二人の主人公、豆腐屋の息子で屈強な圭さんと、裕福な身分の碌(ろく)さんの二人が阿蘇山に登った顛末を書いたもので、文章のほとんどが二人の会話で構成されるというちょっと変わった小説です。
二百十日の大まかなあらすじ
圭さんと碌さんがどこでどう知り合ったのかは書かれてなくて、圭さんが宿に帰ってきたところからいきなり話は始まります。
圭さんが町で見てきた馬の蹄(ひずめ)をカンカンと打つ音で、住んでいた町の豆腐屋の近くのお寺の鐘の音を思い出します。
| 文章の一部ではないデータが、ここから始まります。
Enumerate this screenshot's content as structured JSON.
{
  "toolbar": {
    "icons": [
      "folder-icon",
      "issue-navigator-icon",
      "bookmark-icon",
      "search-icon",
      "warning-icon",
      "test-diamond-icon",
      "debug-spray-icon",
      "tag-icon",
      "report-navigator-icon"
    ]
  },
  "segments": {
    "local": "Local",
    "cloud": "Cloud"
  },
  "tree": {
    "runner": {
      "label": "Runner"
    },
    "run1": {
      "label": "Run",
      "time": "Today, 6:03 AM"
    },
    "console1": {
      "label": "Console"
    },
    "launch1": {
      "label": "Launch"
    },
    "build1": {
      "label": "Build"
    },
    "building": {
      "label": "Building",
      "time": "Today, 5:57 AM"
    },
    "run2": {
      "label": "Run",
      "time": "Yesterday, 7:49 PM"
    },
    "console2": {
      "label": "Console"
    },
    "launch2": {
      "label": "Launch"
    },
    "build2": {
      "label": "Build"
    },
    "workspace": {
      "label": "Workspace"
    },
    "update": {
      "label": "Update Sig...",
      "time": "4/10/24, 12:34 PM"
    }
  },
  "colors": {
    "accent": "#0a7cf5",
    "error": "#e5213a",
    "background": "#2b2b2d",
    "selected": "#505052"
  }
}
その豆腐屋はその鐘の音を合図に商売を支度を始めると話します。
そして、自分は豆腐屋の息子だと明かします。
圭さんは華族や金持ちに不満を持っているようです。
二人は温泉に入っていろんな話をします。
そこで碌さんは圭さんがいい体格をしていると言うと、圭さんは「豆腐屋出身だからなあ。体格が悪いと華族や金持ちと喧嘩できない。」だと言う。
ここでも圭さんは華族や金持ちに怒っています。
そして、明日の昼はうどんにしようかと提案します。
二人は翌日の朝六時に起きて八時に飯を食べ、十一時に阿蘇神社に参詣して十二時から阿蘇山に登ることを決めます。
夜、宿での夕食。
女中に半熟卵が欲しいと言うと、女中は半熟卵を知らないと言うので「卵を半分煮て持ってくるように」と言います。
ビールが欲しいと言うと、「ビールはござりませんばってん、恵比寿(エビス)ならござります」と言う。
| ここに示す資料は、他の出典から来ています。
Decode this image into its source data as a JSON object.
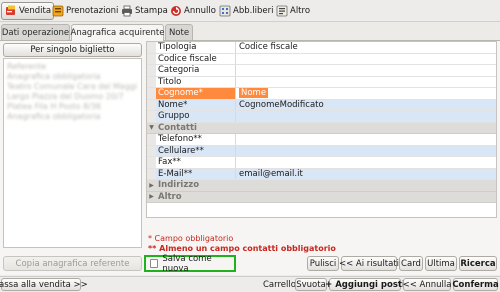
{
  "toolbar": {
    "items": [
      {
        "label": "Vendita",
        "icon": "vendita-icon"
      },
      {
        "label": "Prenotazioni",
        "icon": "prenotazioni-icon"
      },
      {
        "label": "Stampa",
        "icon": "stampa-icon"
      },
      {
        "label": "Annullo",
        "icon": "annullo-icon"
      },
      {
        "label": "Abb.liberi",
        "icon": "abb-liberi-icon"
      },
      {
        "label": "Altro",
        "icon": "altro-icon"
      }
    ]
  },
  "tabs": [
    "Dati operazione",
    "Anagrafica acquirente",
    "Note"
  ],
  "left": {
    "per_singolo_biglietto": "Per singolo biglietto",
    "copia_anagrafica": "Copia anagrafica referente",
    "blurred_entries": [
      "Referente",
      "Anagrafica obbligatoria",
      "Teatro Comunale Cara del Maggio",
      "Largo Piazza del Duomo 20/7",
      "Platea Fila H Posto 8/36",
      "Anagrafica obbligatoria"
    ]
  },
  "grid": {
    "fields": {
      "tipologia": {
        "label": "Tipologia",
        "value": "Codice fiscale"
      },
      "codice_fiscale": {
        "label": "Codice fiscale",
        "value": ""
      },
      "categoria": {
        "label": "Categoria",
        "value": ""
      },
      "titolo": {
        "label": "Titolo",
        "value": ""
      },
      "cognome": {
        "label": "Cognome*",
        "value": "Nome"
      },
      "nome": {
        "label": "Nome*",
        "value": "CognomeModificato"
      },
      "gruppo": {
        "label": "Gruppo",
        "value": ""
      },
      "telefono": {
        "label": "Telefono**",
        "value": ""
      },
      "cellulare": {
        "label": "Cellulare**",
        "value": ""
      },
      "fax": {
        "label": "Fax**",
        "value": ""
      },
      "email": {
        "label": "E-Mail**",
        "value": "email@email.it"
      }
    },
    "categories": {
      "contatti": "Contatti",
      "indirizzo": "Indirizzo",
      "altro": "Altro"
    }
  },
  "legend": {
    "obbligatorio": "* Campo obbligatorio",
    "contatti": "** Almeno un campo contatti obbligatorio"
  },
  "salva_come_nuova": {
    "label": "Salva come nuova",
    "checked": false
  },
  "actions": {
    "pulisci": "Pulisci",
    "ai_risultati": "<< Ai risultati",
    "card": "Card",
    "ultima": "Ultima",
    "ricerca": "Ricerca"
  },
  "bottom": {
    "passa_alla_vendita": "Passa alla vendita >>",
    "carrello": "Carrello",
    "svuota": "Svuota",
    "aggiungi_posti": "+ Aggiungi posti",
    "annulla": "<< Annulla",
    "conferma": "Conferma"
  },
  "colors": {
    "selected": "#ff8a3d",
    "row_highlight": "#d9e6f6",
    "required_text": "#c8261e",
    "focus_border": "#20b21d"
  }
}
「玉子と恵比寿を持ってきてくれ」と頼むと、女中が持ってきたのは完熟のゆで卵二つと生卵二つ、それにエビスビールでした。
話が阿蘇山登山のことになると、女中は阿蘇山は荒れていて(噴火していて)よな(火山灰)がたくさん降っていると言う。
碌さんはそんなときに登りたくないと言いますが、圭さんに強引に押し切られて登ることになります。
いよいよ二人は阿蘇山に登ります。
足の早い圭さんはどんどん先に進み、碌さんはだんだんと遅れ、心細い気持ちになります。
途中で雨が降り始め、雨に火山灰が混じっているので二人とも顔も着ているものも真っ黒です。
碌さんは足全体にまめができて歩くのが辛くなっています。
二人は道に迷い、圭さんは少し高いところに行って道を探すことに。
少しすると、高いところではなく下の方から圭さんの「おいおい」という声が聞こえます。
圭さんは溶岩が流れたあとの窪地に落ちたようです。
圭さんは、この雨と風は二百十日のせいかもしれないと言います。
碌さんは圭さんをその窪地から引き上げるために、腹ばいになって持っていたこうもり傘を圭さんに差し出し、やっとの思いで圭さんを引っ張り上げます。
次の朝、宿に戻った圭さんと碌さんはまた話し始めます。
圭さんは前日失敗した阿蘇山登山にまた挑戦しようと言います。
碌さんは一旦熊本に帰ってまた出直そうと言います。
圭さんは華族や金持ちが許せない、我々が世の中に生活しているのは、こういう文明の怪獣を打ち殺して、金も力もない平民に安慰を与えるところにあるんではないかと言う。
碌さんは「うん、ある」と言う。
圭さんは「あると思うなら俺と一緒にやれ。ともかくも阿蘇に登ろう」と言う。
碌さんは「うん、ともかくも阿蘇に登ろう」と応える。 終わり。
最後は碌さんが圭さんにうまく丸め込まれてしまったようになってしまいましたが、二人の関係がよく分かるところではないんでしょうか。
この小説は夏目漱石の実体験が元となっていると言われていて、圭さんは夏目漱石自身がモデルであるとされています。
終わりに
最近は田植えの時期が昔と比べてずいぶん早くなり、稲の開花も8月半ばころ品種のものが多くなっています。
これも二百十日の風害を避けるためなんでしょうか。
でも二百十日のころは稲刈りの直前で、強い風が吹くと稲が倒れてしまいます。
広い田んぼにフェンスを立てるわけにはいかず、これだけはどうしようもありませんね。
最後まで読んでいただき、ありがとうございました。